Mid-November the shops start to change inventory and the traditional Thai outfits for men and women, boys and girls are laid out at many indoor and outdoor markets. It’s like seeing Easter dresses come into the shops in the States. I stare, browse over them and decide now who needs a new one or who can wear the one from last year that the one ahead of them wore for the school and village celebration. Having four boys my variety is small, and nowhere near as glittery and pristine as the women’s selection. I always have a moment going through the girls’ line of dresses. Luckily I have friends who have daughters and I can stare and obsess over their attire.
On my second Loy Krathong here, I decided to dress in traditional Thai wear. I am sure you aren’t surprised given my earlier statement of admiration for the girls’ formal dress.
I was given a piece of fabric by my husband’s co-worker and she said it could be used as a tablecloth or a skirt. I had it hemmed and found a traditional gold belt to wear around it to hold it up. I paired it with a tank top that may have been slightly not seen as customary or acceptable. I wore it anyway and began my walk to our villages Loy Krathong celebration.
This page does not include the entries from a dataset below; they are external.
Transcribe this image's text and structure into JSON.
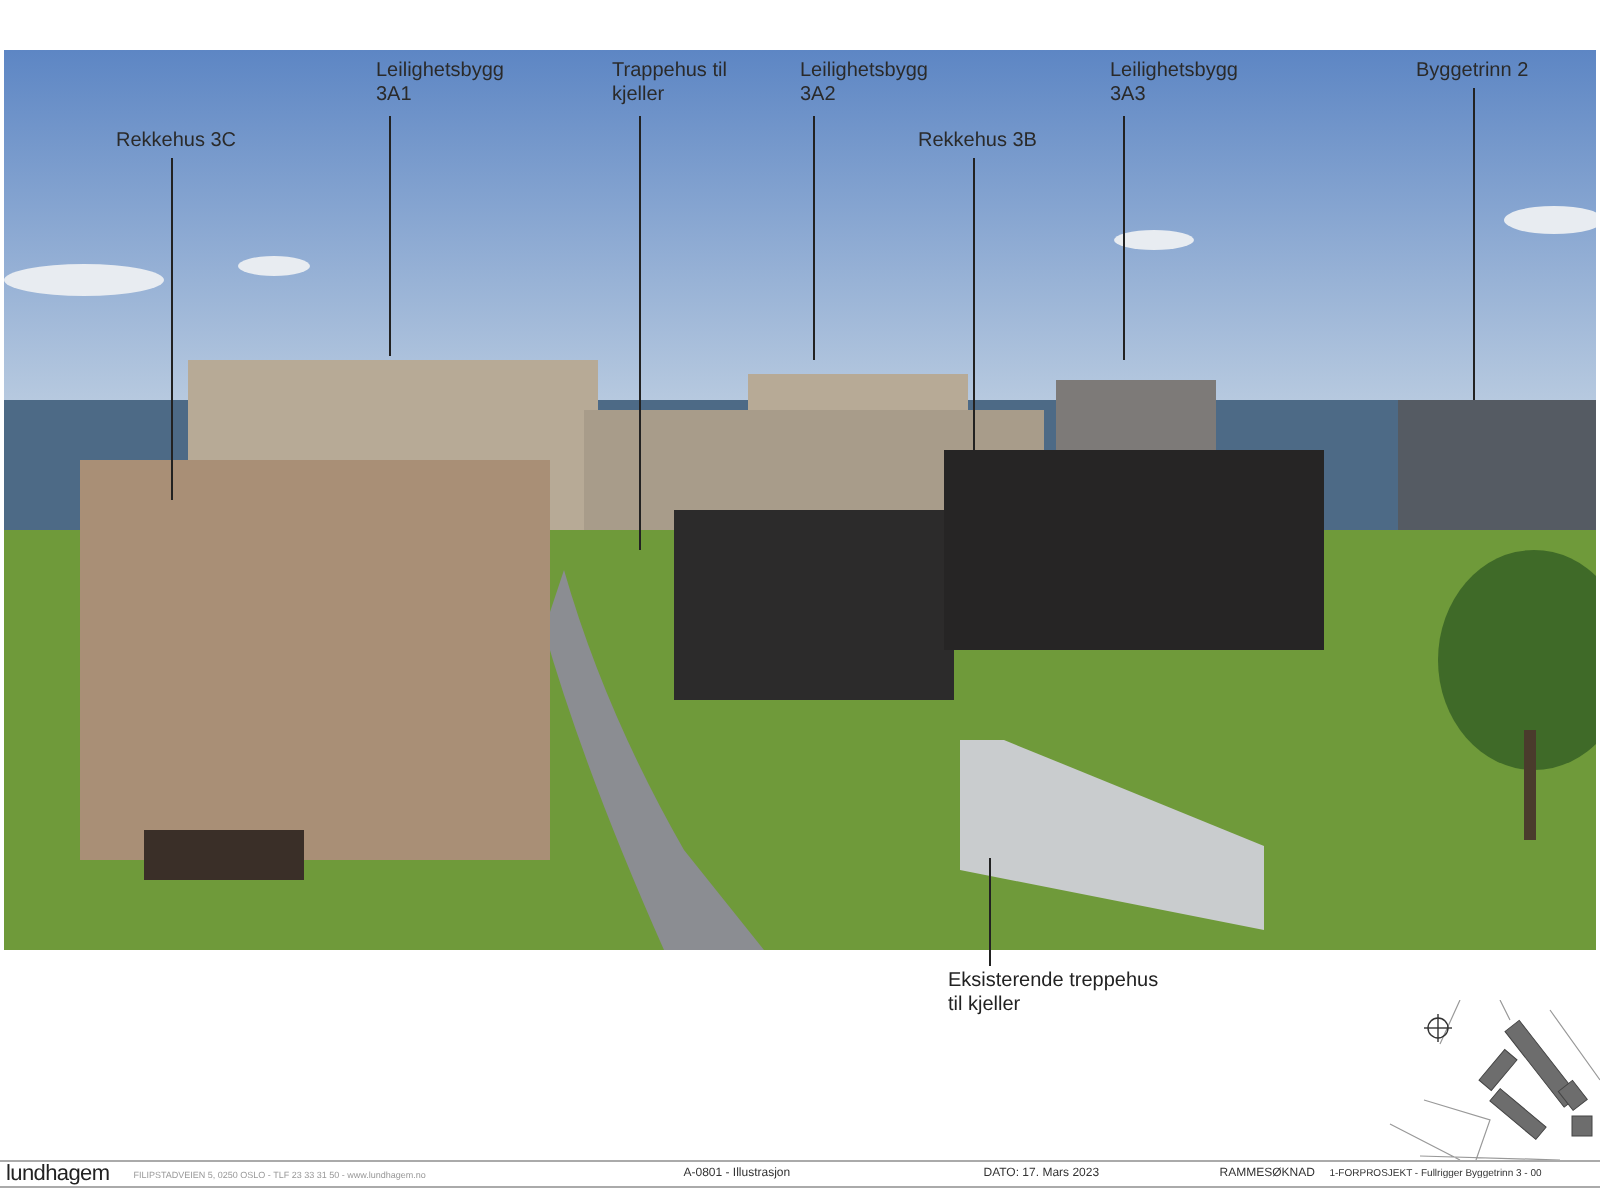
{
  "rendering": {
    "labels": [
      {
        "text": "Rekkehus 3C"
      },
      {
        "text": "Leilighetsbygg 3A1"
      },
      {
        "text": "Trappehus til kjeller"
      },
      {
        "text": "Leilighetsbygg 3A2"
      },
      {
        "text": "Rekkehus 3B"
      },
      {
        "text": "Leilighetsbygg 3A3"
      },
      {
        "text": "Byggetrinn 2"
      }
    ]
  },
  "callout": {
    "text": "Eksisterende treppehus til kjeller"
  },
  "title_block": {
    "logo": "lundhagem",
    "address": "FILIPSTADVEIEN 5, 0250 OSLO - TLF 23 33 31 50 - www.lundhagem.no",
    "drawing": "A-0801 - Illustrasjon",
    "date": "DATO: 17. Mars 2023",
    "phase": "RAMMESØKNAD",
    "project": "1-FORPROSJEKT - Fullrigger Byggetrinn 3 - 00"
  }
}
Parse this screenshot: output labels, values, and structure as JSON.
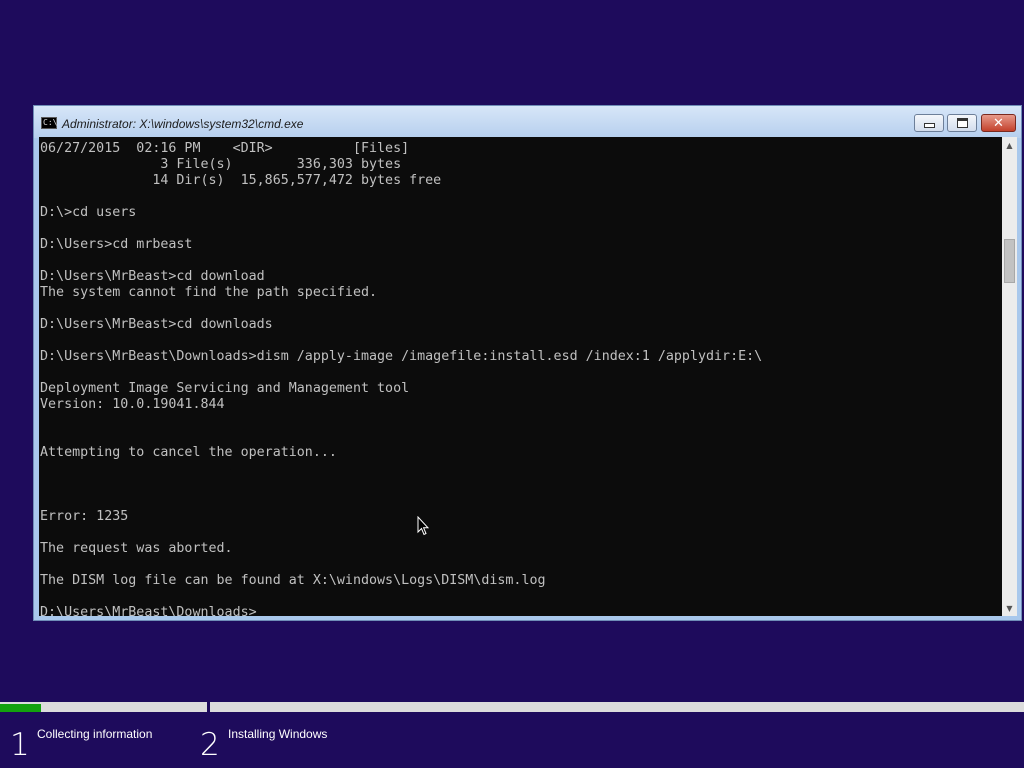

With each step, I was sweating more and more and the dress was starting to slip down as soon as I arrived at the pool I was thinking I might jump in! That evening the majority of Thai’s smiled and some laughed when they saw me. It made me feel a little insecure. I started to question what I had done, I was hoping I wasn’t offending anyone. A friend assured me that was them being happy to see me wearing their costume. They just didn’t have the words to say it. I’m hoping she was telling me the truth!
Our second favourite holiday we’ve acquired is Chinese New Year. The red and gold replace the colours of the Christmas, green and red. The candles and lanterns line the streets and the food arrangements are something to be seen. I spent Chinese New Year in China town last year by a total fluke and what an experience that was. Costumes, dragons dancing the streets, ducks hanging and filling our noses with the aroma.
The children also dress for this occasion at school as well. I always say a little prayer before both holidays. Knowing, if one decides he’s not into wearing the costume then, it will be a full-on press to get the team back on track and on the same page to put theirs on too. Luckily so far, all have been agreeable. It still manages to shock me, how much of a normalcy it is for them to represent two countries in their traditional wear each year. They now know, what the holiday means and why they are dressed up. Time and maturity will do that to these third cultured children, which is a celebration and new a tradition in more ways than one.
I’ll always have the memory of chaos to get them dressed and out the door on time. Holding my breath as they get on the bus and drive away. I walk inside and sit down with my cup of coffee and breathe a deep sigh of relief. My eyes might even swell with tears as so much of this life as an expat is hard but with new traditions and celebrations, we keep moving forward, focusing on the embrace of what that day will mean at school and in our community. Making this new version of our family, with many new traditions, holidays and celebrations a celebration in itself.